3. Incrementalidade e consumidores não-incrementais
Uma das falhas mais dispendiosas no marketing actual é confundir conversões atribuídas com conversões verdadeiramente incrementais. Uma parte significativa do investimento publicitário não gera incremento real, sobretudo quando incide sobre consumidores com elevada propensão prévia para comprar. Isto conduz a investimento sistemático em públicos que comprariam de qualquer forma.
Estudos do National Bureau of Economic Research, bem como evidência operacional divulgada pela Google e Meta, demonstram que apenas com métodos de validação se consegue medir o impacto incremental real. Princípio: focar em quem muda de comportamento devido ao marketing, não em quem já estava alinhado com a oferta.
4. Avaliação multicanal baseada em modelos robustos
Os efeitos do marketing distribuem-se no tempo e por múltiplos pontos de contacto. Modelos simplistas tendem a produzir estimativas enviesadas do contributo real dos canais. A econometria de marketing demonstra que apenas modelos que incorporam múltiplos canais e efeitos temporais, como o Marketing Mix Modeling (MMM), permitem estimar correctamente a contribuição marginal de cada iniciativa.
Por exemplo, se as vendas sobem numa semana com maior investimento em TV, uma promoção em loja e a ocorrência de um feriado, o MMM permite isolar estatisticamente o efeito de cada factor, em vez de atribuir o resultado a apenas um deles. Ignorar esta lógica conduz a decisões deficientes, como reduzir investimento em notoriedade por não se observar impacto imediato nas vendas, desconsiderando que esses estímulos actuam com defasamento temporal e aumentam a eficácia das campanhas de performance nas semanas seguintes. Princípio: avaliar canais pelo seu contributo marginal no sistema como um todo.

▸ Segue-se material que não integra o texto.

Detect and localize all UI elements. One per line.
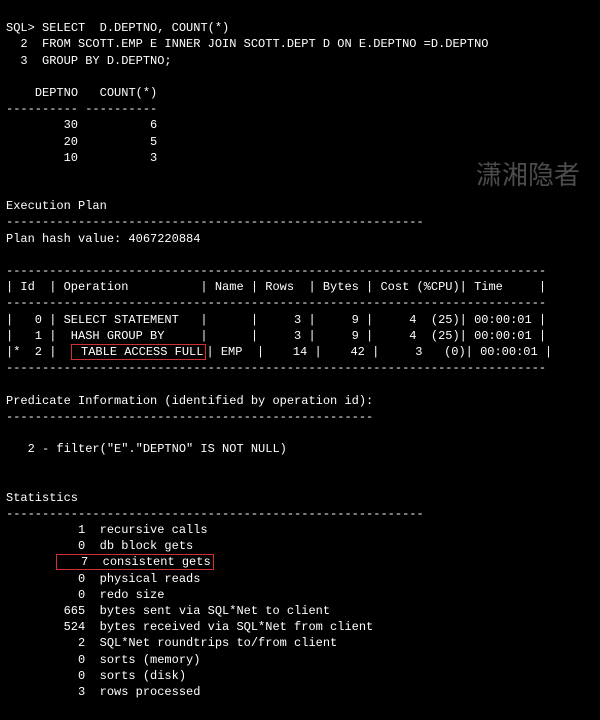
sql-line-2: FROM SCOTT.EMP E INNER JOIN SCOTT.DEPT D… [42,37,488,51]
col-header-count: COUNT(*) [100,86,158,100]
plan-sep: ----------------------------------------… [6,296,546,310]
predicate-line: 2 - filter("E"."DEPTNO" IS NOT NULL) [6,442,287,456]
sql-prompt: SQL> [6,21,35,35]
col-header-deptno: DEPTNO [35,86,78,100]
plan-row-2a: |* 2 | [6,345,71,359]
terminal-output: SQL> SELECT D.DEPTNO, COUNT(*) 2 FROM SC… [0,0,600,720]
divider: ----------------------------------------… [6,507,424,521]
section-exec-plan: Execution Plan [6,199,107,213]
section-statistics: Statistics [6,491,78,505]
cell: 3 [150,151,157,165]
plan-sep: ----------------------------------------… [6,361,546,375]
cell: 10 [64,151,78,165]
sql-line-2-num: 2 [20,37,27,51]
watermark: 潇湘隐者 [476,158,580,193]
plan-row-2b: | EMP | 14 | 42 | 3 (0)| 00:00:01 | [206,345,552,359]
cell: 30 [64,118,78,132]
col-dash: ---------- [6,102,78,116]
sql-line-3: GROUP BY D.DEPTNO; [42,54,172,68]
col-dash: ---------- [85,102,157,116]
plan-row-2-highlight: TABLE ACCESS FULL [71,344,207,360]
cell: 5 [150,135,157,149]
plan-sep: ----------------------------------------… [6,264,546,278]
plan-row-1: | 1 | HASH GROUP BY | | 3 | 9 | 4 (25)| … [6,329,546,343]
sql-line-1: SELECT D.DEPTNO, COUNT(*) [42,21,229,35]
plan-row-0: | 0 | SELECT STATEMENT | | 3 | 9 | 4 (25… [6,313,546,327]
plan-header: | Id | Operation | Name | Rows | Bytes |… [6,280,546,294]
divider: ----------------------------------------… [6,215,424,229]
stats-rows: 1 recursive calls 0 db block gets 7 cons… [6,523,373,699]
section-predicate: Predicate Information (identified by ope… [6,394,373,408]
cell: 6 [150,118,157,132]
sql-line-3-num: 3 [20,54,27,68]
plan-hash: Plan hash value: 4067220884 [6,232,200,246]
stat-highlight: 7 consistent gets [56,554,213,570]
cell: 20 [64,135,78,149]
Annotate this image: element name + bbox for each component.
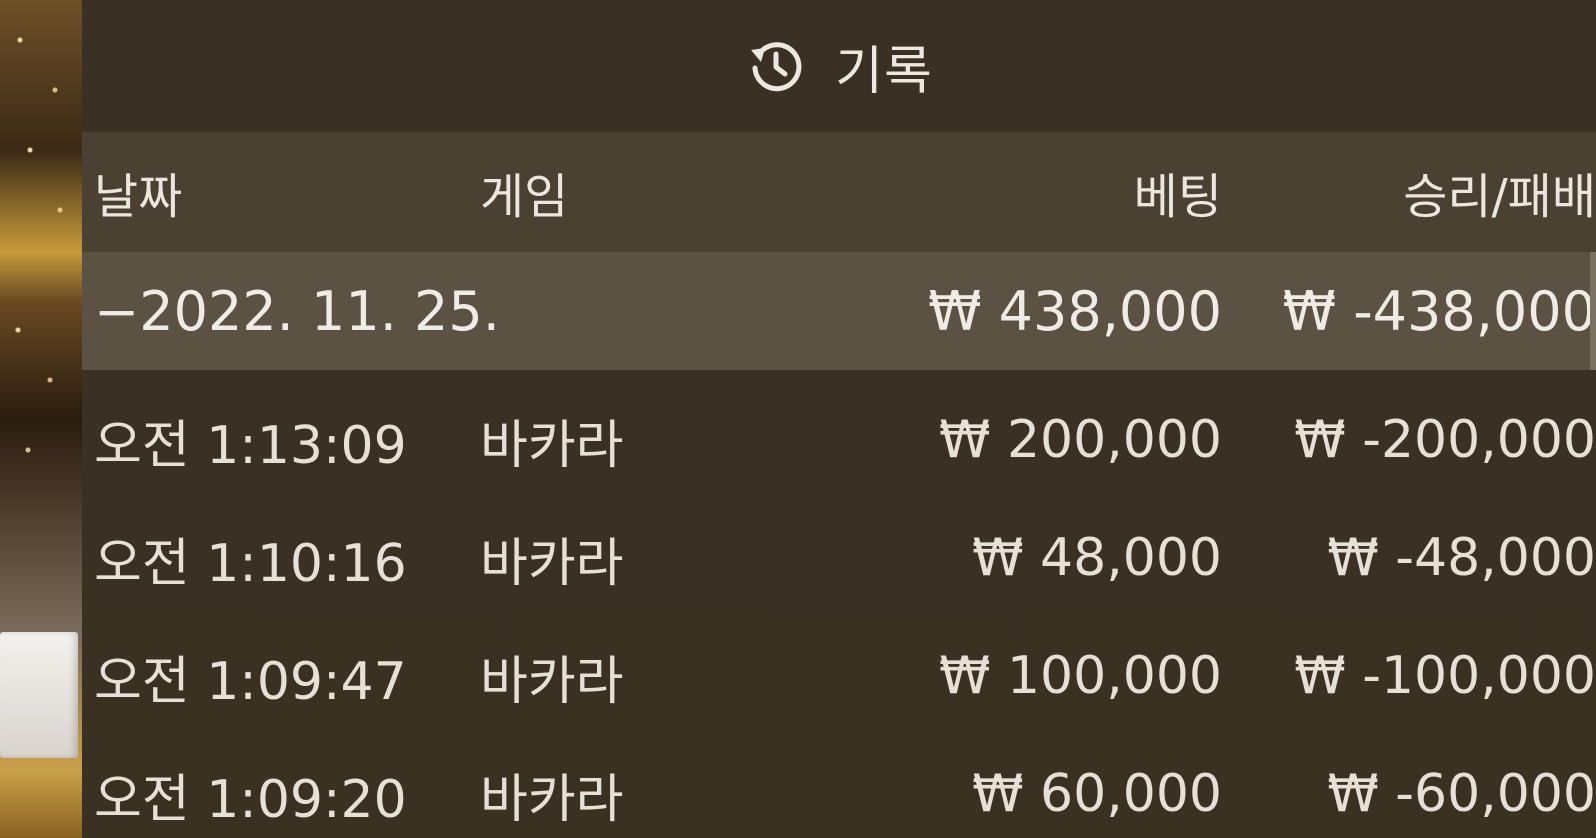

5. Decisão orientada pelo valor futuro do cliente: do LTV ao pLTV
O Lifetime Value (LTV) evoluiu de uma métrica retrospectiva para um instrumento de navegação predictiva: Predictive Lifetime Value (pLTV). O que antes era um cálculo estático baseado em médias históricas evoluiu para um modelo dinâmico, capaz de actualizar em tempo real à medida que o comportamento do cliente muda.
Através da exploração de dados first-party longitudinais, as marcas conseguem hoje estimar o valor futuro de cada cliente nos primeiros momentos da relação. Isto permite ajustar decisões críticas, como as Next Best Actions, recomendar em cada momento, a acção mais relevante para sustentar o crescimento do LTV e optimizar o custo de aquisição (CAC).
Também permite a integração de dados não estruturados e análise de sentimento, antecipando o churn silencioso antes deste se reflectir nos resultados financeiros. Princípio: decidir com base no valor futuro do cliente, não apenas em métricas de curto prazo.
Provar impacto em 2026
O diferencial que atravessa estas práticas é simples, mas exigente: observar o que aconteceu não é o mesmo que provar o que funcionou. Grande parte da analítica de marketing permanece num plano meramente descritivo: identifica padrões, correlações e variações, mas importa responder às perguntas que realmente impactam o negócio: O que causou este resultado? Qual o valor incremental gerado? O que teria acontecido se nada tivesse sido feito?
A IA reduz o custo operacional do rigor e amplia a escala da análise, mas não substitui o método científico nem o julgamento analítico. Automatizar sem método apenas acelera erros estruturais. Adoptar práticas validadas pela ciência não implica abdicar da experiência, da criatividade ou da intuição, mas usá-las como geradoras de hipóteses e não como substitutas da evidência.
Qualquer operação de marketing com provas devidamente demonstradas ocupa um lugar central na estratégia do negócio.